En annonçant sa transition vers une logique d'abonnement payant à sa plate-forme mobile d'agrégation de services bancaires, la suisse Numbrs n'échappe probablement pas à la vague de réalisme et de frugalité qui frappe la FinTech depuis le début de la pandémie. En comparaison des commissions perçues jusqu'à maintenant sur les souscriptions conclues par son intermédiaire, il est certain que la ponction d'une contribution régulière auprès de ses plus de 4 millions d'utilisateurs – même si beaucoup renoncent – assurera un flux de revenus plus régulier, propice à sa viabilité.

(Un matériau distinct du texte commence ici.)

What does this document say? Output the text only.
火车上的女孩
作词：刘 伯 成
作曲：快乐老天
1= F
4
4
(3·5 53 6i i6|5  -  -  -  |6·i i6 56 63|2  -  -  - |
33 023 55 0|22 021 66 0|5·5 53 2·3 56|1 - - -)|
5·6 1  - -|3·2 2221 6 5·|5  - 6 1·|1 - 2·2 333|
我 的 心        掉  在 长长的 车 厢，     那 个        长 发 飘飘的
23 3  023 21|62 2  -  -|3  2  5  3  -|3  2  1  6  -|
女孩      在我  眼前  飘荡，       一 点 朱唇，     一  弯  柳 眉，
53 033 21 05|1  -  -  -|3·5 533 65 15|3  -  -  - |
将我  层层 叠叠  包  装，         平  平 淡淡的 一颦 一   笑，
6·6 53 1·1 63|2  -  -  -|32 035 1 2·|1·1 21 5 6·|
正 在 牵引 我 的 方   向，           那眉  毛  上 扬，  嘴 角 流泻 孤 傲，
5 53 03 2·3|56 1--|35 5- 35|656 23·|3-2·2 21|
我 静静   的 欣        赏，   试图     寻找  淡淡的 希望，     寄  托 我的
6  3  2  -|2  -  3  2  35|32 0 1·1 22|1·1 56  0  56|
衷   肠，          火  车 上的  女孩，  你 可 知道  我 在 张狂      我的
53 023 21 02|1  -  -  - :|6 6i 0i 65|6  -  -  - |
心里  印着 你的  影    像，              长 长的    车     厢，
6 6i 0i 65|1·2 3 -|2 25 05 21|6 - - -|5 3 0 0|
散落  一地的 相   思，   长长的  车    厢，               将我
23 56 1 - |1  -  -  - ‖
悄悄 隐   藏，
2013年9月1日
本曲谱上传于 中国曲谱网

Cependant, dans ce cas, le positionnement spécifique de la startup lui procure une justification parfaitement légitime du changement (qui entrera en vigueur au quatrième trimestre 2020) : l'indépendance de ses conseils. En effet, elle pourra désormais écarter toute suspicion d'influence de ces recommandations en fonction du niveau de rémunération accordé par ses différents partenaires. Dès que ces versements cessent, il est plus facile de croire qu'elle détermine ses choix dans le seul intérêt de son client.
L'initiative représente un virage extrêmement important pour Numbrs, car elle la démarque résolument de ses concurrents traditionnels. Même quand ces derniers renoncent à leurs politiques de primes sur les ventes, ils continuent à mener des campagnes massives de promotion, sans discrimination de besoins. À l'extrême, le simple fait de restreindre leur champ d'action à leur propre catalogue constitue une limite à l'objectivité de leur accompagnement. Par son ouverture à un univers beaucoup plus large, la jeune pousse, dans sa vision ultime, s'affranchit totalement de ces frontières.
En réalité, Numbrs aurait dû adopter cette posture autonome dès son origine… mais il est aisé de comprendre que le lancement sur le marché, avant qu'elle ait fait ses preuves, d'une application payante dont la promesse de valeur peut paraître obscure (ne serait-ce que parce qu'elle est inédite), présente plus de risques et soulève plus d'inquiétude que le recours à un modèle de courtage, connu et maîtrisé, donc rassurant. Le succès rencontré, qui lui donne une assise suffisante pour espérer atteindre une masse critique d'abonnés, et les circonstances lui fournissent une occasion unique de faire le grand saut.